La voix de la jeune femme était des plus froides, mais le sérieux dont elle faisait preuve était particulièrement apeurant. Fini ses pitreries. Elle allait bientôt changer, et d’une façon des plus radicale…

[Chihiyo]
« Tss, les Naki, famille prestigieuse dans le monde ninja car ils ont toujours choisi le bien de leur village plutôt que leur propre bien ou celui de leur famille… Des ninjas espions qui jouaient toutes leurs cartes sur leurs petites illusions… Je ne veux pas être de ce moule… Je serai quelqu’un d’accompli par mes propres moyens, et non pas parce que mon clan a toujours eu des facilités avec un art. Suna, tu n’es plus mon foyer. »

Un corbeau croassant passa au dessus de sa tête au même moment, comme si c’était un signe de présage. Le corbeau venait du centre de Suna et partait vers les frontières, qu’il franchit. Le corbeau étant un signe néfaste, Chihiyo en conclu que sa mère s’opposera jusqu’à la fin à cela, et qu’elle aura donc à lui faire face à plusieurs reprises. Mais à quoi bon soupirer ou craindre ? Il n’y a rien de plus dangereux qu’une personne qui n’a plus rien à perdre. Chihiyo sauta de sa branche, retombant jambe fléchit dans la poussière qu’avait fais le sable à son contact.
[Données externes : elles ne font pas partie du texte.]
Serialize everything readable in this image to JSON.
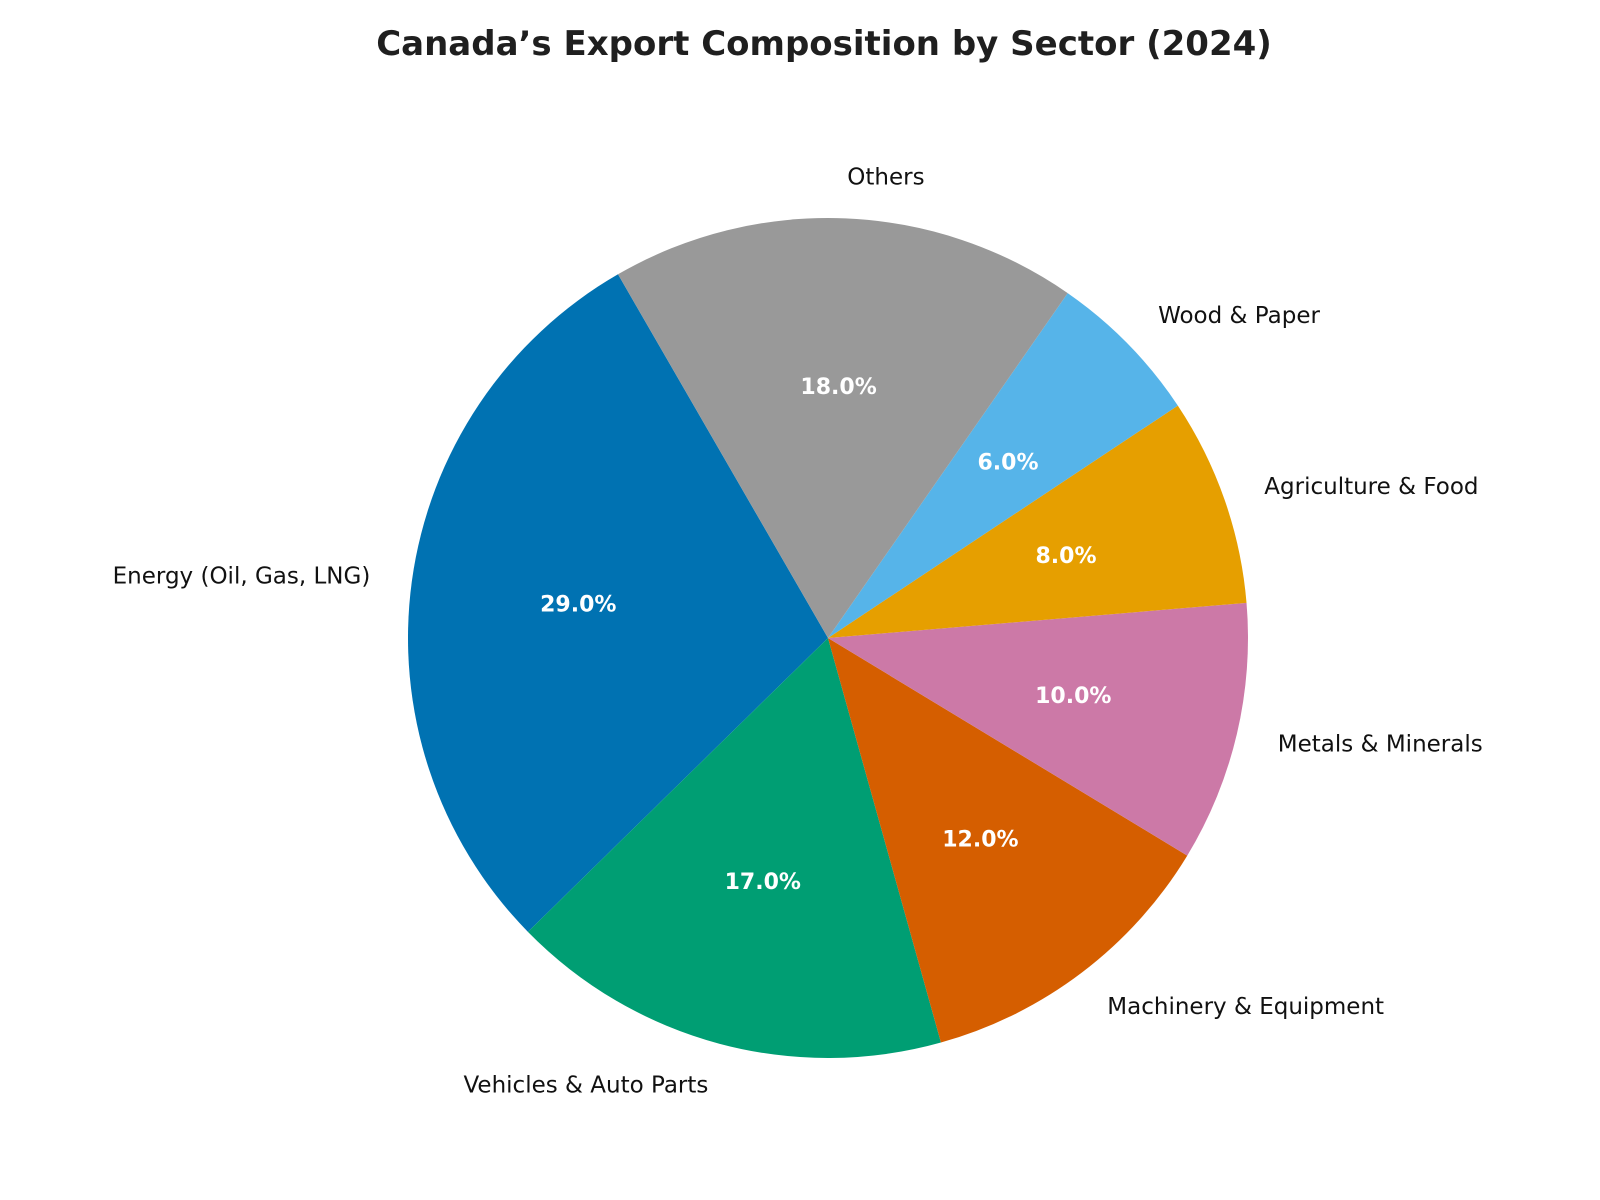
{
  "title": "Canada’s Export Composition by Sector (2024)",
  "chart_data": {
    "type": "pie",
    "title": "Canada’s Export Composition by Sector (2024)",
    "slices": [
      {
        "label": "Energy (Oil, Gas, LNG)",
        "value": 29.0,
        "pct_label": "29.0%",
        "color": "#0072B2"
      },
      {
        "label": "Vehicles & Auto Parts",
        "value": 17.0,
        "pct_label": "17.0%",
        "color": "#009E73"
      },
      {
        "label": "Machinery & Equipment",
        "value": 12.0,
        "pct_label": "12.0%",
        "color": "#D55E00"
      },
      {
        "label": "Metals & Minerals",
        "value": 10.0,
        "pct_label": "10.0%",
        "color": "#CC79A7"
      },
      {
        "label": "Agriculture & Food",
        "value": 8.0,
        "pct_label": "8.0%",
        "color": "#E69F00"
      },
      {
        "label": "Wood & Paper",
        "value": 6.0,
        "pct_label": "6.0%",
        "color": "#56B4E9"
      },
      {
        "label": "Others",
        "value": 18.0,
        "pct_label": "18.0%",
        "color": "#999999"
      }
    ],
    "start_angle": 120,
    "direction": "counterclockwise",
    "pct_distance": 0.6,
    "label_distance": 1.1,
    "pct_label_color": "#ffffff",
    "slice_label_color": "#111111",
    "title_color": "#1f1f1f",
    "background_color": "#ffffff",
    "legend": "none",
    "total": 100.0
  }
}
Chihiyo partit en courant vers sa demeure avant que sa mère rentre. Dans les ruelles, elle ne croisa personne, rien pour la faire changer d’avis. Devant chez elle, il n’y avait rien, comme d’habitude. Elle monta avec hâte les marches qui menaient au seuil, ouvrit la porte et prit ses affaires, avant de repartir, laissant tout en place, porte ouverte, en courrant vers la porte du village. Il n’y avait personne, pas un chat ! Suna était la plus grande des villes fantômes. Même à l’entrée, qui d’ordinaire était gardée. Pas un ninja qui se chargeait de la défense de la ville, rien. Chihiyo traversa le couloir qui menait de Suna à l’extérieur, et s’enfuit comme une traîtresse les lieux. A présent, elle avait déserté.